Even though they're not a winning team anymore, the Phillies are still one of the more valuable teams in Major League Baseball.
According to the latest annual rankings by Forbes, the Phils are worth $1.25 billion, 10th most in Major League Baseball. The New York Yankees are atop the list for the 18th straight year, worth $3.2 billion, followed by the Los Angeles Dodgers at $2.4 billion and the San Francisco Giants in 3rd at $2 billion.
Coming in last, the poor Tampa Bay Rays at a lowly $625 million. If we all took up a collection, we might be able to buy that thing.
The Phillies have dropped four spots in a year. Last season they were the 6th-most valuable team, although their overall net worth increased 28% over the last year, up from $975 million last year. The business of baseball as a whole is booming, with the entire sport worth $36 billion, and the average baseball team worth $1.2 billion, up 48% from 2014.

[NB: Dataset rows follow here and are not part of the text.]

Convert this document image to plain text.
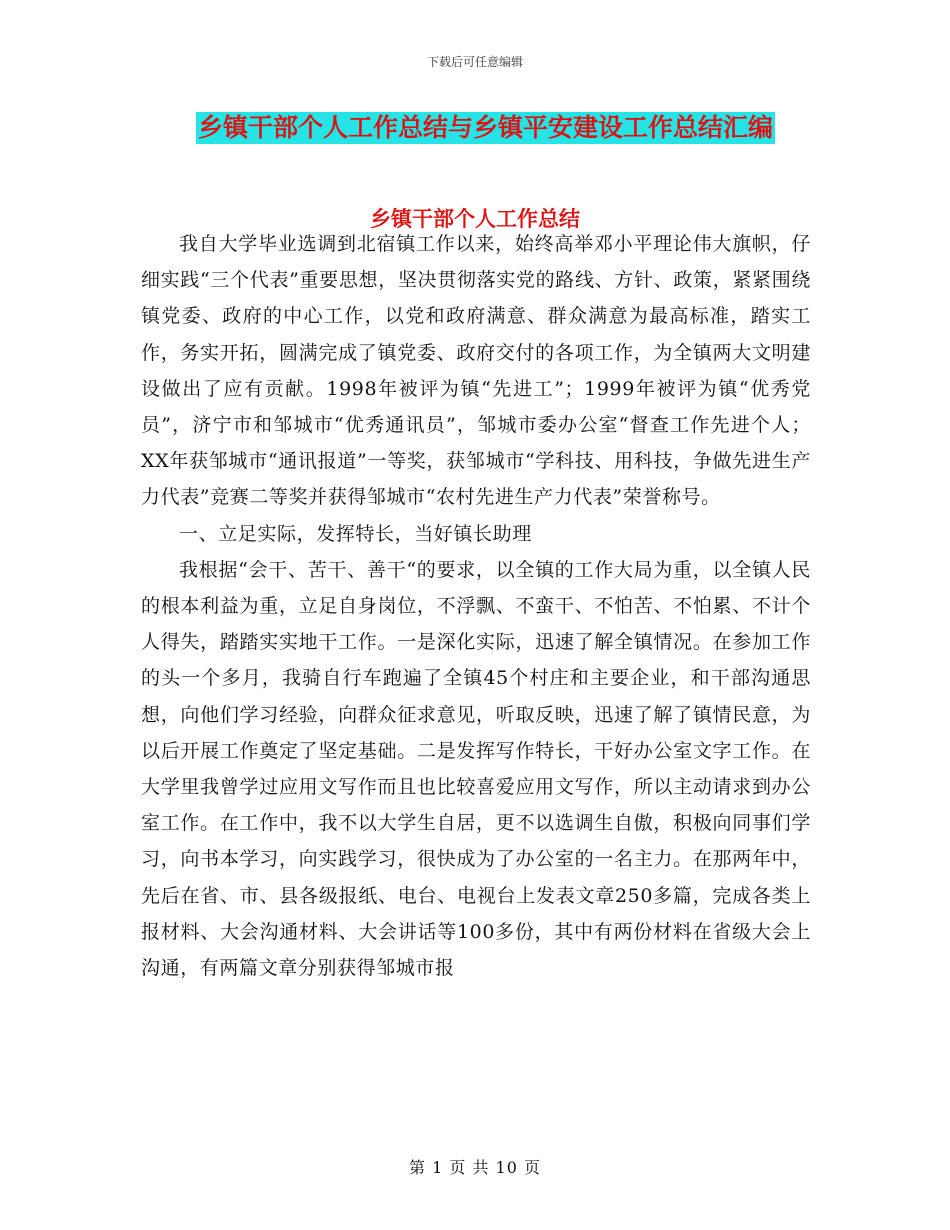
下载后可任意编辑
乡镇干部个人工作总结与乡镇平安建设工作总结汇编
乡镇干部个人工作总结

我自大学毕业选调到北宿镇工作以来，始终高举邓小平理论伟大旗帜，仔细实践“三个代表”重要思想，坚决贯彻落实党的路线、方针、政策，紧紧围绕镇党委、政府的中心工作，以党和政府满意、群众满意为最高标准，踏实工作，务实开拓，圆满完成了镇党委、政府交付的各项工作，为全镇两大文明建设做出了应有贡献。1998年被评为镇“先进工”；1999年被评为镇“优秀党员”，济宁市和邹城市“优秀通讯员”，邹城市委办公室“督查工作先进个人；XX年获邹城市“通讯报道”一等奖，获邹城市“学科技、用科技，争做先进生产力代表”竞赛二等奖并获得邹城市“农村先进生产力代表”荣誉称号。

一、立足实际，发挥特长，当好镇长助理

我根据“会干、苦干、善干“的要求，以全镇的工作大局为重，以全镇人民的根本利益为重，立足自身岗位，不浮飘、不蛮干、不怕苦、不怕累、不计个人得失，踏踏实实地干工作。一是深化实际，迅速了解全镇情况。在参加工作的头一个多月，我骑自行车跑遍了全镇45个村庄和主要企业，和干部沟通思想，向他们学习经验，向群众征求意见，听取反映，迅速了解了镇情民意，为以后开展工作奠定了坚定基础。二是发挥写作特长，干好办公室文字工作。在大学里我曾学过应用文写作而且也比较喜爱应用文写作，所以主动请求到办公室工作。在工作中，我不以大学生自居，更不以选调生自傲，积极向同事们学习，向书本学习，向实践学习，很快成为了办公室的一名主力。在那两年中，先后在省、市、县各级报纸、电台、电视台上发表文章250多篇，完成各类上报材料、大会沟通材料、大会讲话等100多份，其中有两份材料在省级大会上沟通，有两篇文章分别获得邹城市报

第 1 页 共 10 页
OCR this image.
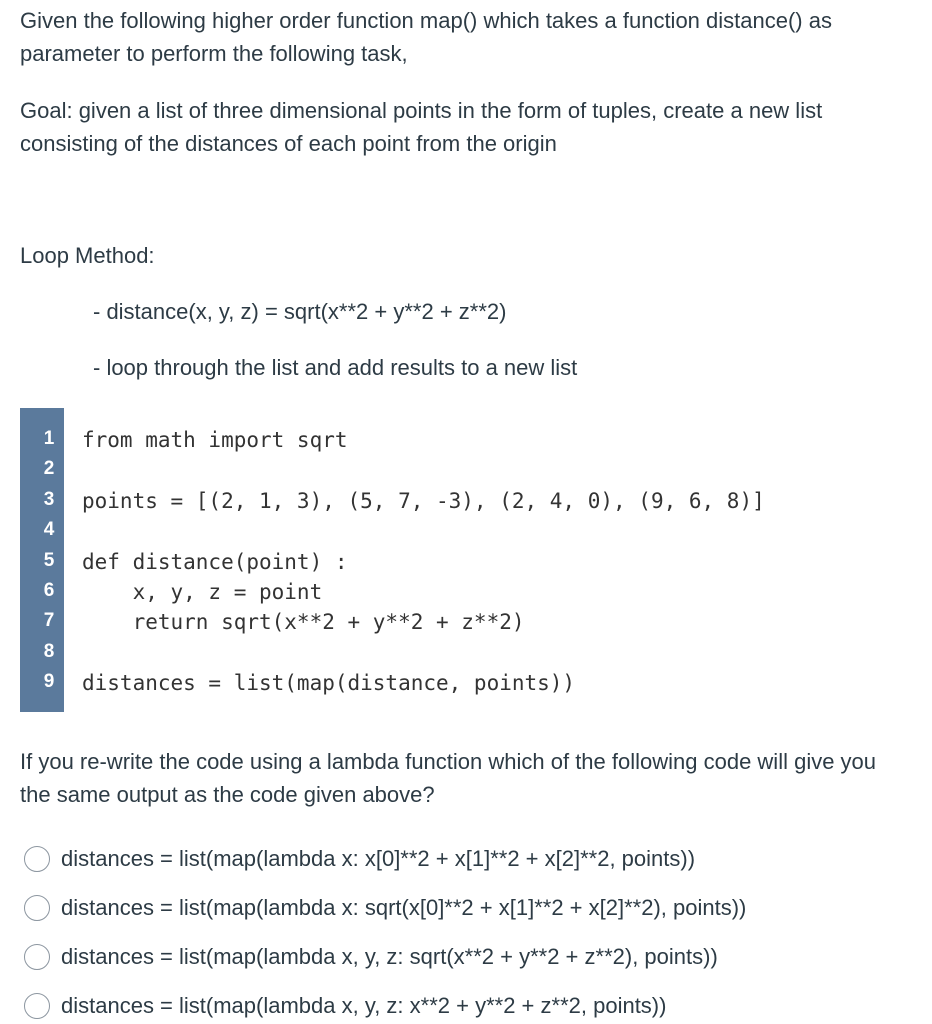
Given the following higher order function map() which takes a function distance() as parameter to perform the following task,

Goal: given a list of three dimensional points in the form of tuples, create a new list consisting of the distances of each point from the origin

Loop Method:

- distance(x, y, z) = sqrt(x**2 + y**2 + z**2)
- loop through the list and add results to a new list
1
2
3
4
5
6
7
8
9
from math import sqrt
points = [(2, 1, 3), (5, 7, -3), (2, 4, 0), (9, 6, 8)]
def distance(point) :
x, y, z = point
return sqrt(x**2 + y**2 + z**2)
distances = list(map(distance, points))

If you re-write the code using a lambda function which of the following code will give you the same output as the code given above?

distances = list(map(lambda x: x[0]**2 + x[1]**2 + x[2]**2, points))
distances = list(map(lambda x: sqrt(x[0]**2 + x[1]**2 + x[2]**2), points))
distances = list(map(lambda x, y, z: sqrt(x**2 + y**2 + z**2), points))
distances = list(map(lambda x, y, z: x**2 + y**2 + z**2, points))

As for the Phils, they collected a revenue of $265 million last year and paid out $198 million to players in 2014. They earned gate receipts of $89 million, but also had a net loss in operating revenue for the third time in four years, -$39 million for 2014. No team in baseball had a larger loss in operating revenue (only the Tigers and Blue Jays were in the red).
Of course, the team's value is expected to tick up when their 25-year TV agreement with Comcast SportsNet kicks in starting in 2016, which will be worth more than $5 billion. The team will also own 25% of the regional sports network.
Needless to say, the Phillies are still in a relatively good position, although that net loss in operating revenue is one the team hopes to reverse this season. Baseball Prospectus puts the Phils payroll for 2015 at a little over $136 million, far less than the $177 million it was last year. That should help.
Since opening Citizens Bank Park, the Phillies have used much of their team's value on the field. The hope is once they are cleared of the money being paid to Ryan Howard and Cliff Lee, the team will be in a better position to use their cash for the on-field product once again.
Of course, these annual rankings by Forbes should not be taken as gospel, and there are some who don't think much of them.
It's time again for the Forbes random MLB franchise valuations, prepared by interns who vigorously avoided math & science as undergrads.— Christopher D. Long (@octonion) March 25, 2015
So, take all this for what it's worth.